In summary, a small proportion of COVID-19 patients may have anti-PF4/X antibodies, only a fraction of which can be identified as anti-PF4/H antibodies, with the remainder representing antibodies against PF4, potentially in complex with an as yet unknown ‘anionic species’ (‘X’) [20,21,22]. From the laboratory testing perspective, these will be anti-PF4 ELISA antibody-positive by immunological assessment, and SRA testing may show platelet activation in either presence or absence of added therapeutic heparin, depending on whether antibody development was due to heparin exposure (PF4/H complexes) or not (PF4/X complexes). In either case, a high dose (supra-therapeutic) of heparin should show inhibition of platelet activation/aggregation.

5. Anti-PF4 Antibodies in VITT/TTS

The COVID-19 pandemic has led to the rapid production and deployment of a large number of COVID-19 vaccines [23,24]. Notably, some minor adverse reactions may be anticipated for any vaccination program.

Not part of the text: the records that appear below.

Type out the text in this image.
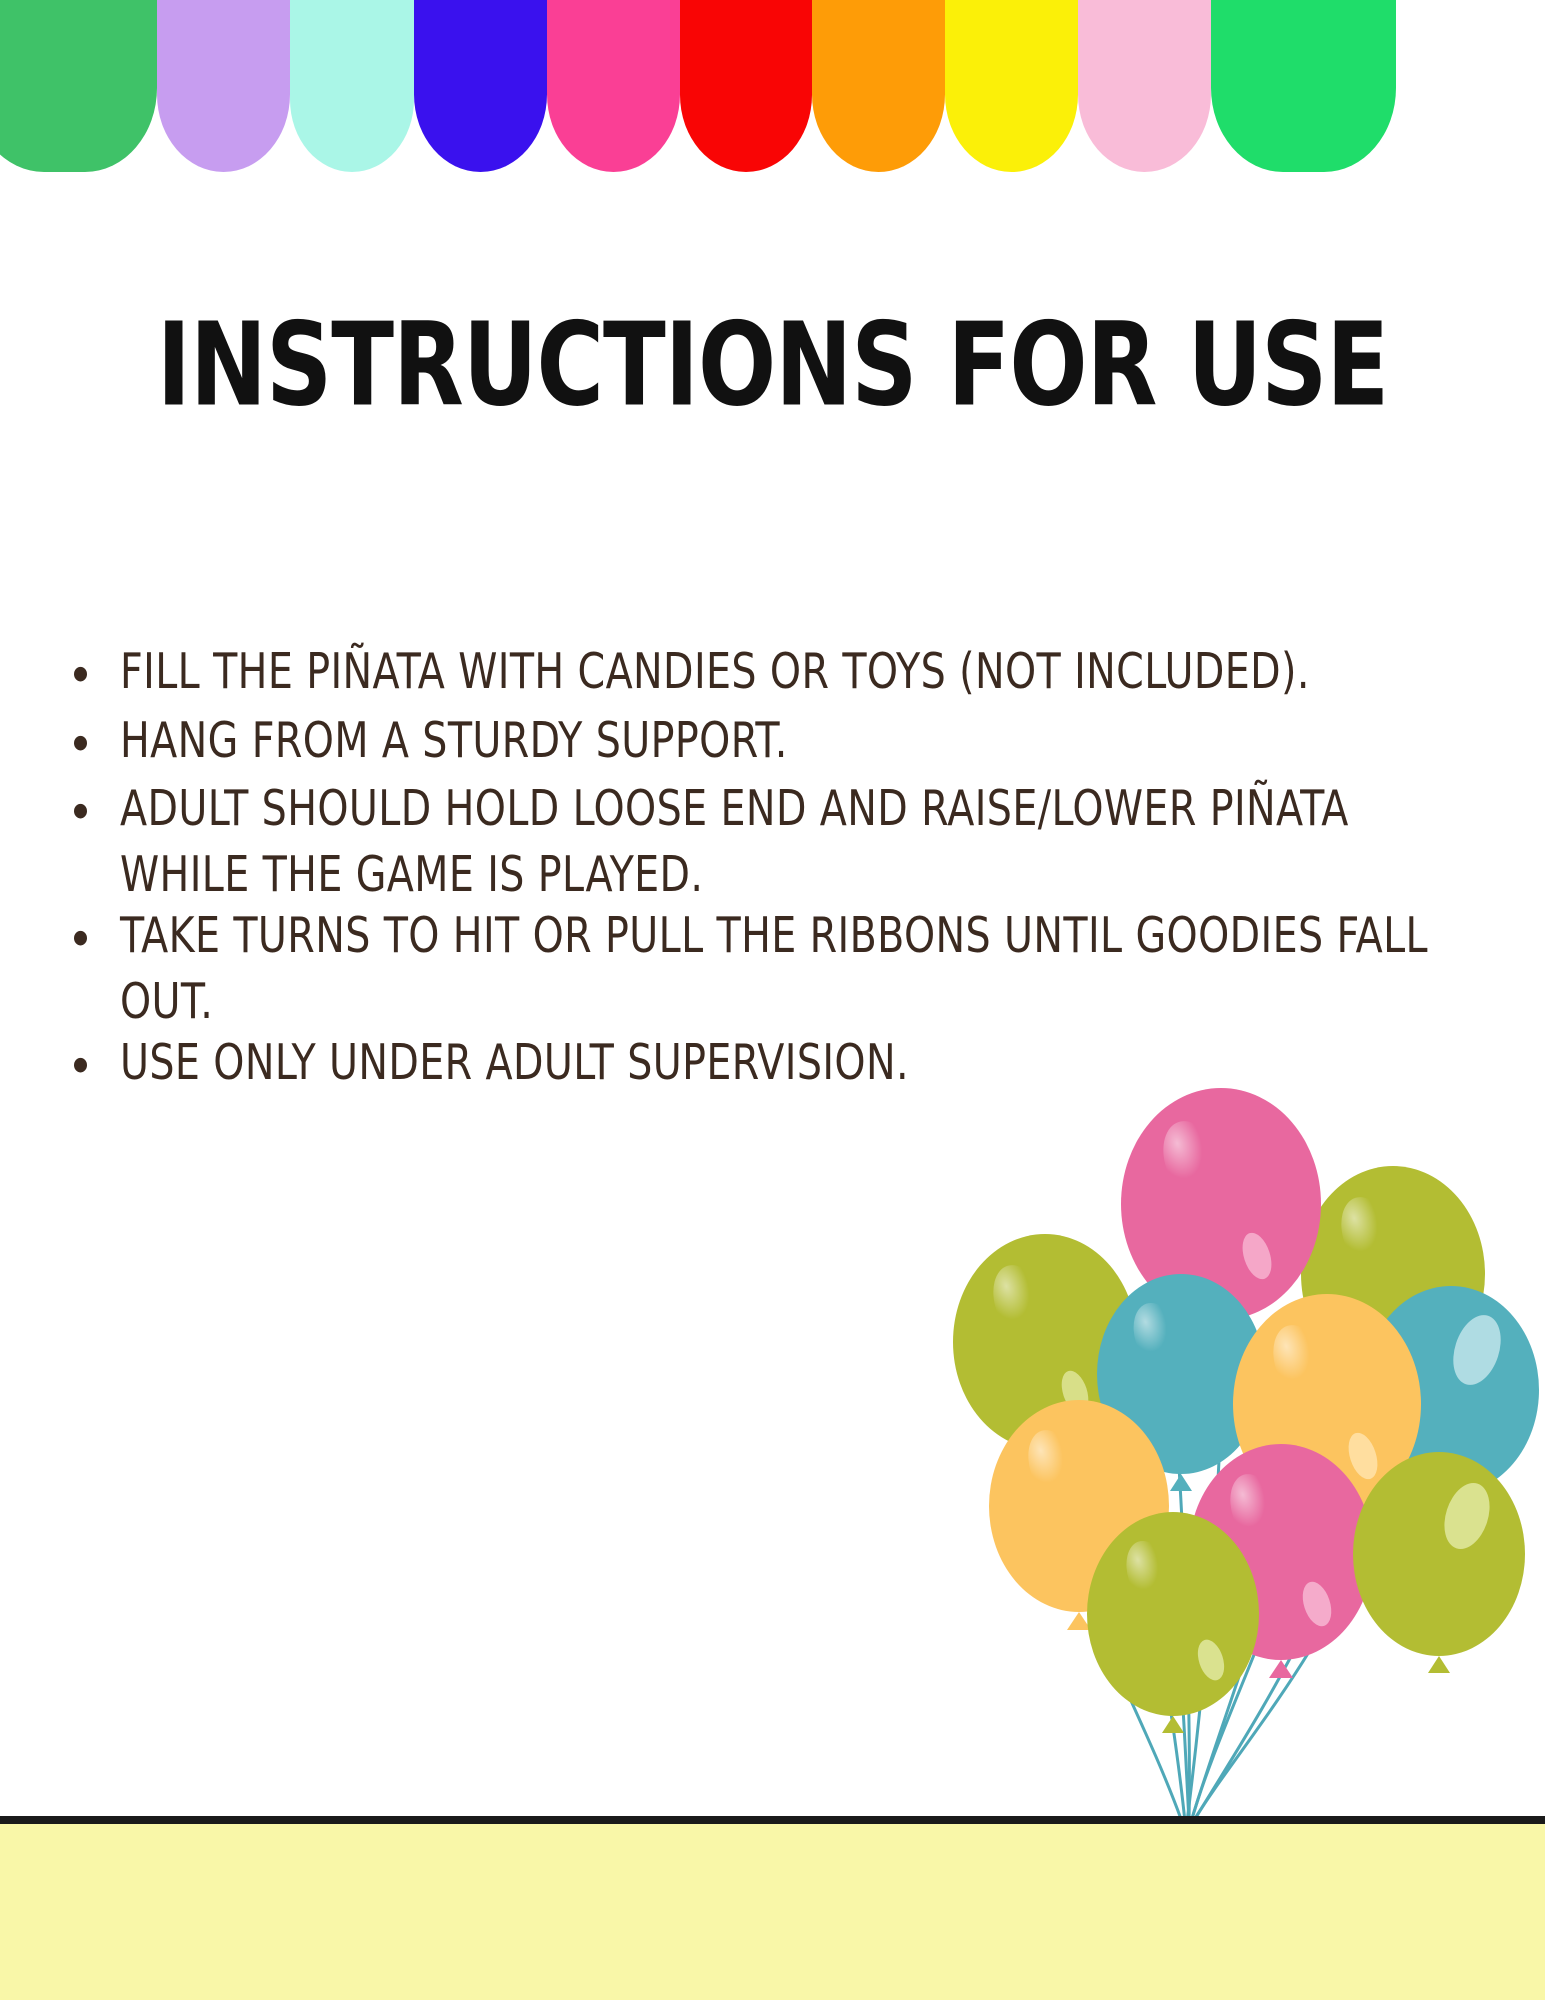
INSTRUCTIONS FOR USE
FILL THE PIÑATA WITH CANDIES OR TOYS (NOT INCLUDED).
HANG FROM A STURDY SUPPORT.
ADULT SHOULD HOLD LOOSE END AND RAISE/LOWER PIÑATA WHILE THE GAME IS PLAYED.
TAKE TURNS TO HIT OR PULL THE RIBBONS UNTIL GOODIES FALL OUT.
USE ONLY UNDER ADULT SUPERVISION.
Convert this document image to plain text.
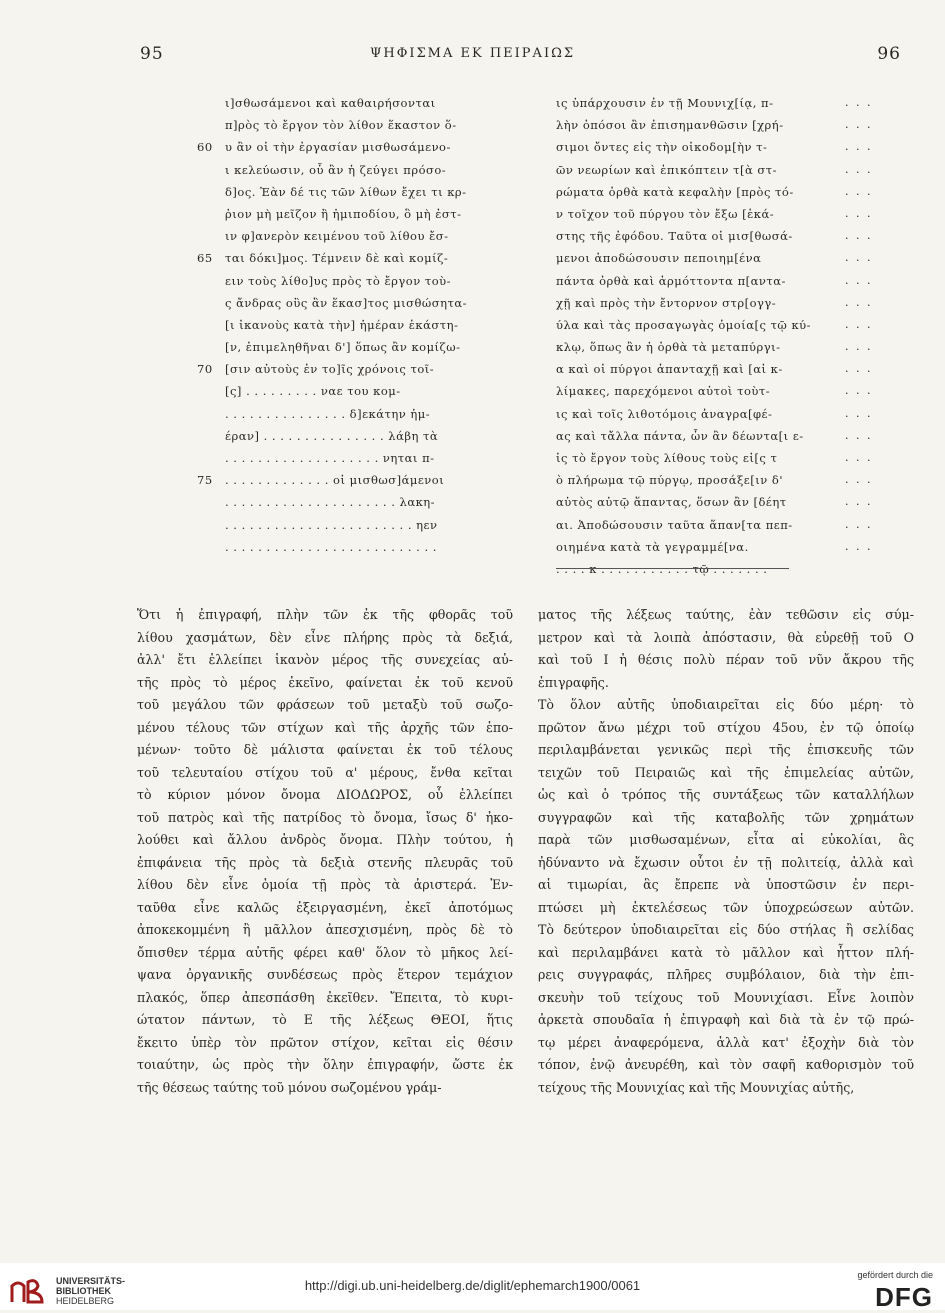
95	ΨΗΦΙΣΜΑ ΕΚ ΠΕΙΡΑΙΩΣ	96
ι]σθωσάμενοι καὶ καθαιρήσονται
π]ρὸς τὸ ἔργον τὸν λίθον ἕκαστον ὅ-
60	υ ἂν οἱ τὴν ἐργασίαν μισθωσάμενο-
ι κελεύωσιν, οὗ ἂν ἡ ζεύγει πρόσο-
δ]ος. Ἐὰν δέ τις τῶν λίθων ἔχει τι κρ-
ῥιον μὴ μεῖζον ἢ ἡμιποδίου, ὃ μὴ ἐστ-
ιν φ]ανερὸν κειμένου τοῦ λίθου ἔσ-
65	ται δόκι]μος. Τέμνειν δὲ καὶ κομίζ-
ειν τοὺς λίθο]υς πρὸς τὸ ἔργον τοὺ-
ς ἄνδρας οὓς ἂν ἕκασ]τος μισθώσητα-
[ι ἱκανοὺς κατὰ τὴν] ἡμέραν ἑκάστη-
[ν, ἐπιμεληθῆναι δ'] ὅπως ἂν κομίζω-
70	[σιν αὐτοὺς ἐν το]ῖς χρόνοις τοῖ-
[ς] . . . . . . . . . ναε του κομ-
. . . . . . . . . . . . . . . δ]εκάτην ἡμ-
έραν] . . . . . . . . . . . . . . . λάβη τὰ
. . . . . . . . . . . . . . . . . . . νηται π-
75	. . . . . . . . . . . . . οἱ μισθωσ]άμενοι
. . . . . . . . . . . . . . . . . . . . . λακη-
. . . . . . . . . . . . . . . . . . . . . . . ηεν
. . . . . . . . . . . . . . . . . . . . . . . . . .
ις ὑπάρχουσιν ἐν τῇ Μουνιχ[ίᾳ, π-
λὴν ὁπόσοι ἂν ἐπισημανθῶσιν [χρή-
σιμοι ὄντες εἰς τὴν οἰκοδομ[ὴν τ-
ῶν νεωρίων καὶ ἐπικόπτειν τ[ὰ στ-
ρώματα ὀρθὰ κατὰ κεφαλὴν [πρὸς τό-
ν τοῖχον τοῦ πύργου τὸν ἔξω [ἑκά-
στης τῆς ἐφόδου. Ταῦτα οἱ μισ[θωσά-
μενοι ἀποδώσουσιν πεποιημ[ένα
πάντα ὀρθὰ καὶ ἁρμόττοντα π[αντα-
χῇ καὶ πρὸς τὴν ἔντορνον στρ[ογγ-
ύλα καὶ τὰς προσαγωγὰς ὁμοία[ς τῷ κύ-
κλῳ, ὅπως ἂν ἡ ὀρθὰ τὰ μεταπύργι-
α καὶ οἱ πύργοι ἁπανταχῇ καὶ [αἱ κ-
λίμακες, παρεχόμενοι αὐτοὶ τοὺτ-
ις καὶ τοῖς λιθοτόμοις ἀναγρα[φέ-
ας καὶ τἄλλα πάντα, ὧν ἂν δέωντα[ι ε-
ἰς τὸ ἔργον τοὺς λίθους τοὺς εἰ[ς τ
ὸ πλήρωμα τῷ πύργῳ, προσάξε[ιν δ'
αὐτὸς αὐτῷ ἅπαντας, ὅσων ἂν [δέητ
αι. Ἀποδώσουσιν ταῦτα ἅπαν[τα πεπ-
οιημένα κατὰ τὰ γεγραμμέ[να.
. . . . κ . . . . . . . . . . . τῷ . . . . . . .
. . .
. . .
. . .
. . .
. . .
. . .
. . .
. . .
. . .
. . .
. . .
. . .
. . .
. . .
. . .
. . .
. . .
. . .
. . .
. . .
. . .
Ὅτι ἡ ἐπιγραφή, πλὴν τῶν ἐκ τῆς φθορᾶς τοῦ
λίθου χασμάτων, δὲν εἶνε πλήρης πρὸς τὰ δεξιά,
ἀλλ' ἔτι ἐλλείπει ἱκανὸν μέρος τῆς συνεχείας αὐ-
τῆς πρὸς τὸ μέρος ἐκεῖνο, φαίνεται ἐκ τοῦ κενοῦ
τοῦ μεγάλου τῶν φράσεων τοῦ μεταξὺ τοῦ σωζο-
μένου τέλους τῶν στίχων καὶ τῆς ἀρχῆς τῶν ἑπο-
μένων· τοῦτο δὲ μάλιστα φαίνεται ἐκ τοῦ τέλους
τοῦ τελευταίου στίχου τοῦ α' μέρους, ἔνθα κεῖται
τὸ κύριον μόνον ὄνομα ΔΙΟΔΩΡΟΣ, οὗ ἐλλείπει
τοῦ πατρὸς καὶ τῆς πατρίδος τὸ ὄνομα, ἴσως δ' ἠκο-
λούθει καὶ ἄλλου ἀνδρὸς ὄνομα. Πλὴν τούτου, ἡ
ἐπιφάνεια τῆς πρὸς τὰ δεξιὰ στενῆς πλευρᾶς τοῦ
λίθου δὲν εἶνε ὁμοία τῇ πρὸς τὰ ἀριστερά. Ἐν-
ταῦθα εἶνε καλῶς ἐξειργασμένη, ἐκεῖ ἀποτόμως
ἀποκεκομμένη ἢ μᾶλλον ἀπεσχισμένη, πρὸς δὲ τὸ
ὄπισθεν τέρμα αὐτῆς φέρει καθ' ὅλον τὸ μῆκος λεί-
ψανα ὀργανικῆς συνδέσεως πρὸς ἕτερον τεμάχιον
πλακός, ὅπερ ἀπεσπάσθη ἐκεῖθεν. Ἔπειτα, τὸ κυρι-
ώτατον πάντων, τὸ Ε τῆς λέξεως ΘΕΟΙ, ἥτις
ἔκειτο ὑπὲρ τὸν πρῶτον στίχον, κεῖται εἰς θέσιν
τοιαύτην, ὡς πρὸς τὴν ὅλην ἐπιγραφήν, ὥστε ἐκ
τῆς θέσεως ταύτης τοῦ μόνου σωζομένου γράμ-
ματος τῆς λέξεως ταύτης, ἐὰν τεθῶσιν εἰς σύμ-
μετρον καὶ τὰ λοιπὰ ἀπόστασιν, θὰ εὑρεθῇ τοῦ Ο
καὶ τοῦ Ι ἡ θέσις πολὺ πέραν τοῦ νῦν ἄκρου τῆς
ἐπιγραφῆς.
Τὸ ὅλον αὐτῆς ὑποδιαιρεῖται εἰς δύο μέρη· τὸ
πρῶτον ἄνω μέχρι τοῦ στίχου 45ου, ἐν τῷ ὁποίῳ
περιλαμβάνεται γενικῶς περὶ τῆς ἐπισκευῆς τῶν
τειχῶν τοῦ Πειραιῶς καὶ τῆς ἐπιμελείας αὐτῶν,
ὡς καὶ ὁ τρόπος τῆς συντάξεως τῶν καταλλήλων
συγγραφῶν καὶ τῆς καταβολῆς τῶν χρημάτων
παρὰ τῶν μισθωσαμένων, εἶτα αἱ εὐκολίαι, ἃς
ἠδύναντο νὰ ἔχωσιν οὗτοι ἐν τῇ πολιτείᾳ, ἀλλὰ καὶ
αἱ τιμωρίαι, ἃς ἔπρεπε νὰ ὑποστῶσιν ἐν περι-
πτώσει μὴ ἐκτελέσεως τῶν ὑποχρεώσεων αὐτῶν.
Τὸ δεύτερον ὑποδιαιρεῖται εἰς δύο στήλας ἢ σελίδας
καὶ περιλαμβάνει κατὰ τὸ μᾶλλον καὶ ἧττον πλή-
ρεις συγγραφάς, πλῆρες συμβόλαιον, διὰ τὴν ἐπι-
σκευὴν τοῦ τείχους τοῦ Μουνιχίασι. Εἶνε λοιπὸν
ἀρκετὰ σπουδαῖα ἡ ἐπιγραφὴ καὶ διὰ τὰ ἐν τῷ πρώ-
τῳ μέρει ἀναφερόμενα, ἀλλὰ κατ' ἐξοχὴν διὰ τὸν
τόπον, ἐνῷ ἀνευρέθη, καὶ τὸν σαφῆ καθορισμὸν τοῦ
τείχους τῆς Μουνιχίας καὶ τῆς Μουνιχίας αὐτῆς,
UNIVERSITÄTS-
BIBLIOTHEK
HEIDELBERG
http://digi.ub.uni-heidelberg.de/diglit/ephemarch1900/0061
gefördert durch die
DFG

Unfortunately, occasional rare and potentially fatal adverse events may also arise. One such event appears to arise in a small proportion of individuals vaccinated with COVID-19 adenovirus-based vaccines. Termed VITT (for vaccine-induced [immune] thrombotic thrombocytopenia) by the workers who first reported on the associated pathophysiological events [25,26,27], the term TTS (for thrombotic thrombocytopenia syndrome) may preferentially be used by government reporting agencies (for example, the FDA [Food and Drug Administration] in the USA, the EMA [European Medicines Agency] in Europe, and the TGA [Therapeutic Good Administration] in Australia) [23]. VITT and TTS after COVID-19 vaccine use essentially represent the ‘same’ condition, albeit that the specific case definition used to define VITT or TTS may result in the recognition of different patient cohorts. Even within the entity described as VITT, different patient cohorts may be identified, according to the diagnostic pathway used [28]. In a recent review, some half-dozen diagnostic pathways were identified as being recommended by various expert groups [28]. Whilst the pathways in general aimed to accurately identify VITT patients, differences in the approach could lead to inclusion or exclusion of some cases relative to a different diagnostic approach. For example, some diagnostic pathways restricted the inclusion of cases up to 28 days post-vaccine exposure, whereas others captured cases up to 42 days post-exposure [28]. Some diagnostic pathways placed stronger emphasis on D-dimer measurements than others, and some diagnostic pathways restricted case capture only to patients with thrombocytopenia, whereas some pathways included case capture for patients without thrombocytopenia but with a substantive fall in platelet counts, akin to 4Ts in HIT assessment.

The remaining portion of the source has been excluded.